Étrange fête du 4 juillet pour les relations transatlantiques, voire pour les Etats-Unis eux-mêmes. Dans une analyse très critique mais assez aisément fondée, Bill Van Auken, du site WSWS.org, montre combien les principes jeffersoniens de 1776 pourraient être aujourd’hui retournés pour attaquer, dénoncer et finalement condamner l’actuel régime en place à Washington. Le régime américaniste a transformé l’Amérique en cette Angleterre de Georges III contre laquelle les révolutionnaires américains prirent les armes en 1776. L’ironie de l’Histoire des relations anglo-saxonnes est qu’il y a comme un renversement des situations. Si l’on compare la politique britannique et le sentiment des Britanniques à l’égard de Washington on pourrait penser que Washington est devenu une sorte de “Georges III postmoderne” pour les Britanniques, que Londres a urgemment besoin d’un Jefferson et d’une Déclaration d’Indépendance pour se sortir des fers qu’il s’est lui-même passés il y a 65 ans.

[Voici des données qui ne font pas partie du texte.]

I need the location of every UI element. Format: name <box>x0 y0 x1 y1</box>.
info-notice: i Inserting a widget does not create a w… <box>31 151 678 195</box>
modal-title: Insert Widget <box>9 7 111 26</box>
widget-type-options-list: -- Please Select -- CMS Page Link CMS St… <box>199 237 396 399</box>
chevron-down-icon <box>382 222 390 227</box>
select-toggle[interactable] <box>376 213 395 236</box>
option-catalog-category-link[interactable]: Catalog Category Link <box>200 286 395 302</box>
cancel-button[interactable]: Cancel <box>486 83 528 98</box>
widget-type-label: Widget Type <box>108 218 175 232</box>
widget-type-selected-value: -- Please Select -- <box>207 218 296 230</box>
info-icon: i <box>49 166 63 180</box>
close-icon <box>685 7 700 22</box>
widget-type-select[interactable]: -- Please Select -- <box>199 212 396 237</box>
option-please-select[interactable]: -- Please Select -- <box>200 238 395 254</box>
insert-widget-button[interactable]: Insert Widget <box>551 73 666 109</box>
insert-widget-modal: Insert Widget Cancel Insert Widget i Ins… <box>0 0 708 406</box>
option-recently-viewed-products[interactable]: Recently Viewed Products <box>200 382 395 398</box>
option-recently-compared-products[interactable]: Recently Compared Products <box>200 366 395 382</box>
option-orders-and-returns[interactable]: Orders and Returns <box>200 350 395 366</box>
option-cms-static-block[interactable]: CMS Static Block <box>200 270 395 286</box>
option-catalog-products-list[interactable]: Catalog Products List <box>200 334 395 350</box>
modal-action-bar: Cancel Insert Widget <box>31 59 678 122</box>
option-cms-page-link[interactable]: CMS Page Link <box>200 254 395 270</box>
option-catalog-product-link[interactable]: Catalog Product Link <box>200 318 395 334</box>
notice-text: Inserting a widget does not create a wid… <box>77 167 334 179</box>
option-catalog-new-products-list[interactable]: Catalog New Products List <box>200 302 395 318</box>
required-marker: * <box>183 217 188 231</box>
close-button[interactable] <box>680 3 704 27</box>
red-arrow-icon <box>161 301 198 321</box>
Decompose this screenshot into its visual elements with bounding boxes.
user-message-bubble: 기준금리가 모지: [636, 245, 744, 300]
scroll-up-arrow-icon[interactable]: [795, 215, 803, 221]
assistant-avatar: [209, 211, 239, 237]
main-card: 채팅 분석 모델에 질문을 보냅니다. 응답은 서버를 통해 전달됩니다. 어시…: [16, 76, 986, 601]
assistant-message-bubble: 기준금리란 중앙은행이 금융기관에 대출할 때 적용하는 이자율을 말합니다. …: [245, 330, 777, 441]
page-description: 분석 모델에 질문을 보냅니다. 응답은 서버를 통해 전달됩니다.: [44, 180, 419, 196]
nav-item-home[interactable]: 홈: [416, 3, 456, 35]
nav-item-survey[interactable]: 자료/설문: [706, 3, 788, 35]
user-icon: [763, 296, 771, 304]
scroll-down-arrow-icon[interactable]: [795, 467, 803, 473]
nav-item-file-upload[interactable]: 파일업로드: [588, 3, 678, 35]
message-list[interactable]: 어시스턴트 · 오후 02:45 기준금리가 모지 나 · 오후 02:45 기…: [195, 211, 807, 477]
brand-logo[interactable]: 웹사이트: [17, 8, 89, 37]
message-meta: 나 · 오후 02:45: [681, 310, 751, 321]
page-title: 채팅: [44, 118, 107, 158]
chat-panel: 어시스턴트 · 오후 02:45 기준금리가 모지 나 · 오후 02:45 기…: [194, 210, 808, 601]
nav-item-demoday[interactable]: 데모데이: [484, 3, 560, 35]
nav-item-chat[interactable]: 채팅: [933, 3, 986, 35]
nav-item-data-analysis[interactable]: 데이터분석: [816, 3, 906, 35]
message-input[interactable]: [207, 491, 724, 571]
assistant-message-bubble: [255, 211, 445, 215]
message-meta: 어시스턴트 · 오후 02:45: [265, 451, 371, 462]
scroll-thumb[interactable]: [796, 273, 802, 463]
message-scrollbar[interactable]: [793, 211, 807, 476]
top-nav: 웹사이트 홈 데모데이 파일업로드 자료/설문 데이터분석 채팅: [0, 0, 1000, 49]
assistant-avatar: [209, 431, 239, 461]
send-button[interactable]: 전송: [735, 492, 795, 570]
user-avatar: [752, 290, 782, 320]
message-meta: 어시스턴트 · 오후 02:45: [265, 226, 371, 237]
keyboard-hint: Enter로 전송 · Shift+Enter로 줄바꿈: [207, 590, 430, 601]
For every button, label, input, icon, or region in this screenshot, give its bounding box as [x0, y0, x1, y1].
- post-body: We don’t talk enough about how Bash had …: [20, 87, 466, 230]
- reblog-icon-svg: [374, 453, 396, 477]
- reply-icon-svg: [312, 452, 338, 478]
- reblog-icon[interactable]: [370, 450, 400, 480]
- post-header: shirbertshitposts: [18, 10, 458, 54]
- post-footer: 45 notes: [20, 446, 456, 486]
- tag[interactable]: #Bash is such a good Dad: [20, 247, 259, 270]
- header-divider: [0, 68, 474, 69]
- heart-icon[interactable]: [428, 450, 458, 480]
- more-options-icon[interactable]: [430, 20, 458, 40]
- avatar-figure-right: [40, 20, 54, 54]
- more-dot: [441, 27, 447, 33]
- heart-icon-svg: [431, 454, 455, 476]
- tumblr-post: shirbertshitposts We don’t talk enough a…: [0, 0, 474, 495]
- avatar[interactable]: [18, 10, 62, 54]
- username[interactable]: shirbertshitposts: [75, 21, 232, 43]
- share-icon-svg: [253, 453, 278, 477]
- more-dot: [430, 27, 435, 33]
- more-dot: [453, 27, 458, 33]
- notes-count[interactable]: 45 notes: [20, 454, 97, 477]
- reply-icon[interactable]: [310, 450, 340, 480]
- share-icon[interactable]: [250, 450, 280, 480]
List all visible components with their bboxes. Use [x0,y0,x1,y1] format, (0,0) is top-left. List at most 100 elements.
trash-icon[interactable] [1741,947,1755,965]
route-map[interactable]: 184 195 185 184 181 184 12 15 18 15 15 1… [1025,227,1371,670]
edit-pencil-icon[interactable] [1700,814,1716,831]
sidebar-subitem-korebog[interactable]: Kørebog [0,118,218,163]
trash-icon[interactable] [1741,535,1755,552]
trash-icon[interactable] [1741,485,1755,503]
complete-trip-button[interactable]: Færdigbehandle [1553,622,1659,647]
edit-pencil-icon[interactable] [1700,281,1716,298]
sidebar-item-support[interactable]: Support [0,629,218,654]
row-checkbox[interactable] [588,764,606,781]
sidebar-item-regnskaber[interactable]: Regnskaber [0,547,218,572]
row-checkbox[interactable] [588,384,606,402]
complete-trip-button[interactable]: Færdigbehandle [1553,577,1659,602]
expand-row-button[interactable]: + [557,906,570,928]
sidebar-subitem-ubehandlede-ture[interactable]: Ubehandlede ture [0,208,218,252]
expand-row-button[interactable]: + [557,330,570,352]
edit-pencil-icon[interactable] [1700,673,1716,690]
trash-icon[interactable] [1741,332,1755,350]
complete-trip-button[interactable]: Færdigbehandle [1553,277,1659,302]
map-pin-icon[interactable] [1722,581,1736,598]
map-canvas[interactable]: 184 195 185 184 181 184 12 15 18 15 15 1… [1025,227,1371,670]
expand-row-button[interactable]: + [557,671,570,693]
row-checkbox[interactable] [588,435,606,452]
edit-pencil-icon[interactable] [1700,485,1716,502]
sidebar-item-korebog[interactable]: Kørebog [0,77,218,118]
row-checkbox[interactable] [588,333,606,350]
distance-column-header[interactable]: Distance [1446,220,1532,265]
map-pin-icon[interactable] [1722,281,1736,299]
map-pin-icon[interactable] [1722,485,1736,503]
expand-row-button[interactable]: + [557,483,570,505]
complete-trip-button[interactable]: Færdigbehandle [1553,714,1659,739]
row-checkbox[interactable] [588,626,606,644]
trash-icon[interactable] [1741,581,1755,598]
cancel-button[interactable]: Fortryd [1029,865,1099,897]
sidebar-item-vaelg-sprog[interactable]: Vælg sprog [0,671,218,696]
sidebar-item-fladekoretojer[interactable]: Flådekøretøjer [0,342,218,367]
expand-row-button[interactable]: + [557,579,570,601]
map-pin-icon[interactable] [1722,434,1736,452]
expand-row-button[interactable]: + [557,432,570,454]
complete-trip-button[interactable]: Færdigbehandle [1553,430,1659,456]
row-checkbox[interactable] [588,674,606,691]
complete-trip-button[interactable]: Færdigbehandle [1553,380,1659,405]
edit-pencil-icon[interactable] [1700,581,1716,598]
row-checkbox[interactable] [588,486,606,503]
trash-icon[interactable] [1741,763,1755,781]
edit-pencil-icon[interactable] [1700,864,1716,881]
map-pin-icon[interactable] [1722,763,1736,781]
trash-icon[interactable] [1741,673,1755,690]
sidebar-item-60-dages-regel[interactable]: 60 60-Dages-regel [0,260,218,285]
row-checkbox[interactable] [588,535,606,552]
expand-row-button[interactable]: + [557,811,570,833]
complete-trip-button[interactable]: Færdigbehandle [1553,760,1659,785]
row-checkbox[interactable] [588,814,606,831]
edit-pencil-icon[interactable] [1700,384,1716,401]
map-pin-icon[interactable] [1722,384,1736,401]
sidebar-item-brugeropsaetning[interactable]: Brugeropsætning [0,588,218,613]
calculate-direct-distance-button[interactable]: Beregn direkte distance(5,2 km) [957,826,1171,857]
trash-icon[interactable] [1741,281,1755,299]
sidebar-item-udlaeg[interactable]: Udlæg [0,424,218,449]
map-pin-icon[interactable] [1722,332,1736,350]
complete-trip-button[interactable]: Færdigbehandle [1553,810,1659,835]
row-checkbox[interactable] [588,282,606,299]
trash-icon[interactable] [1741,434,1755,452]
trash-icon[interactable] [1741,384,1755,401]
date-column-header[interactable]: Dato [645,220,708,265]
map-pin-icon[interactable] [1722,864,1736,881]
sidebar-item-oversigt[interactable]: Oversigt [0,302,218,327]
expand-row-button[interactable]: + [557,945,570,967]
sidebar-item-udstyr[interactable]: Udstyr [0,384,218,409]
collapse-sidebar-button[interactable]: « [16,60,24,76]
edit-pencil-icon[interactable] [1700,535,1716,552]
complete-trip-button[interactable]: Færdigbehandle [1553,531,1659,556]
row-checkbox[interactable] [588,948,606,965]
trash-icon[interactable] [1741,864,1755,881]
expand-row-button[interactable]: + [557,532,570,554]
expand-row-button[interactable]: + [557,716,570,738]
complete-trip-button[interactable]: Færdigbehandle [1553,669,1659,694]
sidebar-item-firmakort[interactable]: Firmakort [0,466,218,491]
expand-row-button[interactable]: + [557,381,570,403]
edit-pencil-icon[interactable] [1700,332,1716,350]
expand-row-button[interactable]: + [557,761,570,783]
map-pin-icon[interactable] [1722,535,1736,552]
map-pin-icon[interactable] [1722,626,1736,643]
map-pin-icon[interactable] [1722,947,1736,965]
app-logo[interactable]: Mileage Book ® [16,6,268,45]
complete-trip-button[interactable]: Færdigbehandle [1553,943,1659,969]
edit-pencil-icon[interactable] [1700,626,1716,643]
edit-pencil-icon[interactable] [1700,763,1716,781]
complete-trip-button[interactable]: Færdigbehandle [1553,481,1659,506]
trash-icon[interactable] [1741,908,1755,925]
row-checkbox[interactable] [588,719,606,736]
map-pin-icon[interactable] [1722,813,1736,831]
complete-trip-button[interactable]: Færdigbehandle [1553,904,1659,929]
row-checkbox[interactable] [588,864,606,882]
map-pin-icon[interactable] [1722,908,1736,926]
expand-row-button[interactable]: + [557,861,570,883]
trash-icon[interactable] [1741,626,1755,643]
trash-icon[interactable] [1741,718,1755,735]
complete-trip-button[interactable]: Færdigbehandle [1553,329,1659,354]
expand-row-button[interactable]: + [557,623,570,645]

Ce sondage du Telegraph est un événement non officiel qui prend une grande signification. La puissance significative de ses résultats force le respect. Il va devenir quasiment impossible à la direction britannique de poursuivre la même politique avec cette pression psychologique d’un sentiment populaire si affirmé. Le pauvre Tony Blair, — dont la politique si excessive et si trompeuse a accentué tout cela jusqu’à la situation de crise actuelle, — pourrait bien rester dans l’histoire comme l’architecte involontaire de la grande rupture anglo-saxonne. Peut-être est-ce lui, le Jefferson anglais.